Mrs. Astor helped raise money to restore Gracie Mansion, the mayor of New York’s official residence. The house was built in 1799 by Archibald Gracie, who was a wealthy New York civic leader. When I moved into the building in 1978, it was falling apart, and the estimate was that $5 million would be needed to restore it.

Mrs. Astor made a large contribution to the restoration fund and then agreed to help lead the fundraising effort. I invited wealthy people to a luncheon at Gracie Mansion; they knew they were there to help with the restoration. Brooke opened the discussion saying, “Mr. Mayor, I will donate another $50,000,” intending to set the amount for the others to give. After she made her opening offer, a luncheon guest at the table who owned a large business selling expensive furniture said, “I will donate $50,000 in furniture.” I said, “Is that wholesale or retail?” He generously replied, “Wholesale.”

Brooke invited me to accompany her to the Bronx Zoo to visit the baby elephant named Astor in her honor by the zoo. There on an open hill was young Astor and a matriarchal elephant who had adopted the baby as her own. Brooke said to me, “Let’s go play with the baby.”

I remembered my mother’s advice to me as a young boy, “Eddie, never fool around with a wild animal,” and I never have. But there was Brooke frolicking with Astor. The matriarchal elephant appeared to be pleased, touching Brooke gently with her trunk. She accepted Mrs. Astor as a member of the herd and occasionally looked sternly in my direction.

The last time I saw Brooke Astor was at the Four Seasons Restaurant about 12 years ago when she was 93 and walking alone in high heels toward the restaurant’s exit leading to Park Avenue. I rushed after her and said, “Brooke, isn’t there someone to escort you to your car?” She laughed and said, “No.”

“Well, I insist that you allow me to walk you to your car,” I said. She laughed again and said, “Of course, if it will make you feel better,” and we walked hand in hand to her auto.
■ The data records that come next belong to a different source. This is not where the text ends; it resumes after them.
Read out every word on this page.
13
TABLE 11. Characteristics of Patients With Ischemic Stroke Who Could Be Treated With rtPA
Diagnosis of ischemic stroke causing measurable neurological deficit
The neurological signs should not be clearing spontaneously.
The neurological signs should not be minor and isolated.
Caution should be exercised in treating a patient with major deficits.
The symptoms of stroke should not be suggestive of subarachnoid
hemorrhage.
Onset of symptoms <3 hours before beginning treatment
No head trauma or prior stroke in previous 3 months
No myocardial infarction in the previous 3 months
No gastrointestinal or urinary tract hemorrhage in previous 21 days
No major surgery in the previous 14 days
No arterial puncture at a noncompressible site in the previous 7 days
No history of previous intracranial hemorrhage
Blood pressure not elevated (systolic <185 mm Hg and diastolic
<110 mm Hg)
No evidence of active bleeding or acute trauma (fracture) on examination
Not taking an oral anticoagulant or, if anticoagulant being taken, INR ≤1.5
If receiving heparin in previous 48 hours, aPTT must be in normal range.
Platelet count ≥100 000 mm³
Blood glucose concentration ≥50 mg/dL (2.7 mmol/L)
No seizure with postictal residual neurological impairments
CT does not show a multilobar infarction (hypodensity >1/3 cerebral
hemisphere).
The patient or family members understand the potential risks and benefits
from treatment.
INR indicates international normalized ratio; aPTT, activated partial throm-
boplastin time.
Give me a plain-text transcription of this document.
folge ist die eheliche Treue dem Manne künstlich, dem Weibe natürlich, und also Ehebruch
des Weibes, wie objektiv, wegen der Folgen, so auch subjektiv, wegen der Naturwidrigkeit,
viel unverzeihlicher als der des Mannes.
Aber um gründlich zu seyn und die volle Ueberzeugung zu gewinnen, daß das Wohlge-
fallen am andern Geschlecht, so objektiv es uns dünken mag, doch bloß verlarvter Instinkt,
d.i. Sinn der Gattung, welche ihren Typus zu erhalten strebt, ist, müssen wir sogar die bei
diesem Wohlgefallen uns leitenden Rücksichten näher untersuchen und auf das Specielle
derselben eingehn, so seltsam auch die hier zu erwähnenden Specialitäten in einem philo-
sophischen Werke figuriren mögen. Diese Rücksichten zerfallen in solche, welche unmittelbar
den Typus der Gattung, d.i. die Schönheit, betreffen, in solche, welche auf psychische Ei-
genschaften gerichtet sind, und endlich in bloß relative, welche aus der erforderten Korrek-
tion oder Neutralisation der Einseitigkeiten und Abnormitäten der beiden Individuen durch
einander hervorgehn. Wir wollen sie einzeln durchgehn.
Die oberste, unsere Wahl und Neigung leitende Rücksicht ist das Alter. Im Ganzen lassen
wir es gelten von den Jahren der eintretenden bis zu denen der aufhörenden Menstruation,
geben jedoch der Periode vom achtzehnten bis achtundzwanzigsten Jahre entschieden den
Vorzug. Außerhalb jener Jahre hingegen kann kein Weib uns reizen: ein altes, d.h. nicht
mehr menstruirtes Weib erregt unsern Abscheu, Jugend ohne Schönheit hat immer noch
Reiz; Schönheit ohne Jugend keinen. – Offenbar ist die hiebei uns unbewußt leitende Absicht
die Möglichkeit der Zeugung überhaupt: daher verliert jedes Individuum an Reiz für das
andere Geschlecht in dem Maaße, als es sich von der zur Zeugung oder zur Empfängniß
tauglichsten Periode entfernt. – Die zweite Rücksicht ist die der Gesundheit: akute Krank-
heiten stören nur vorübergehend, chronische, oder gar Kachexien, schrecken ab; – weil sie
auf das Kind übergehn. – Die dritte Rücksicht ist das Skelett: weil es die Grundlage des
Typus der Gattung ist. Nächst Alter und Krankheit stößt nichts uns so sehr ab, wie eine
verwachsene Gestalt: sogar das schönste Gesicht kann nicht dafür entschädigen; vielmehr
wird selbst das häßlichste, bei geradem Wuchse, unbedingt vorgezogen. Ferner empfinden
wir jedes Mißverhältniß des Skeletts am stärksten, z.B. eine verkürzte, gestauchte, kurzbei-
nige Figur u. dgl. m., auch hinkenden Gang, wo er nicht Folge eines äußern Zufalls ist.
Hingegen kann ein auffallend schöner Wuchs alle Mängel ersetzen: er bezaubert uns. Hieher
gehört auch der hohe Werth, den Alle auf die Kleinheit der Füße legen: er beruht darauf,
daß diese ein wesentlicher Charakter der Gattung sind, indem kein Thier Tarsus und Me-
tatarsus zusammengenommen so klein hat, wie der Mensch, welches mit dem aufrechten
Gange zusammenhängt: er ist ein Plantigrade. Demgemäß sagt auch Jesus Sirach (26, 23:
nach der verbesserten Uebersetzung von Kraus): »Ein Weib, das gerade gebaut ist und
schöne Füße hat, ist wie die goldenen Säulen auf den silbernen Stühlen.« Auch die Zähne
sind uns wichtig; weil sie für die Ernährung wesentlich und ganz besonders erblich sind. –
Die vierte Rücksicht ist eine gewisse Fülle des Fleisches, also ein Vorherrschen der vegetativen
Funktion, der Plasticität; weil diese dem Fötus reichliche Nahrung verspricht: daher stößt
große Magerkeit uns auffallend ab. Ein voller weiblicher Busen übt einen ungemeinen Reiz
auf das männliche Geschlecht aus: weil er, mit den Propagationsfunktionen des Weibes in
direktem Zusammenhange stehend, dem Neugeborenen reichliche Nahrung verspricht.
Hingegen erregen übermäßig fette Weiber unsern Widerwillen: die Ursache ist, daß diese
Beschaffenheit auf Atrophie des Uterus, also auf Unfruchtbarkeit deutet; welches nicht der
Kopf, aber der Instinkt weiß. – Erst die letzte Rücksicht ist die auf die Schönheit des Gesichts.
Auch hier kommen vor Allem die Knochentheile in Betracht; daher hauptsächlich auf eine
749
Brooke Astor undoubtedly felt at home during the Episcopal funeral service that she chose, because she was at home everywhere and under all conditions. I believe that had it been a Pentecostal service, she would have gotten up and danced.
As for me, I would like a Klezmer band playing the familiar melodies of my youth at my service. I hope those in attendance will smile, laugh and recount anecdotes of their involvement with city government. And, of course, their best stories to be later recounted in a book entitled The Best of New York.

We will not see the likes of Brooke Astor for another 100 years. The mold has been broken.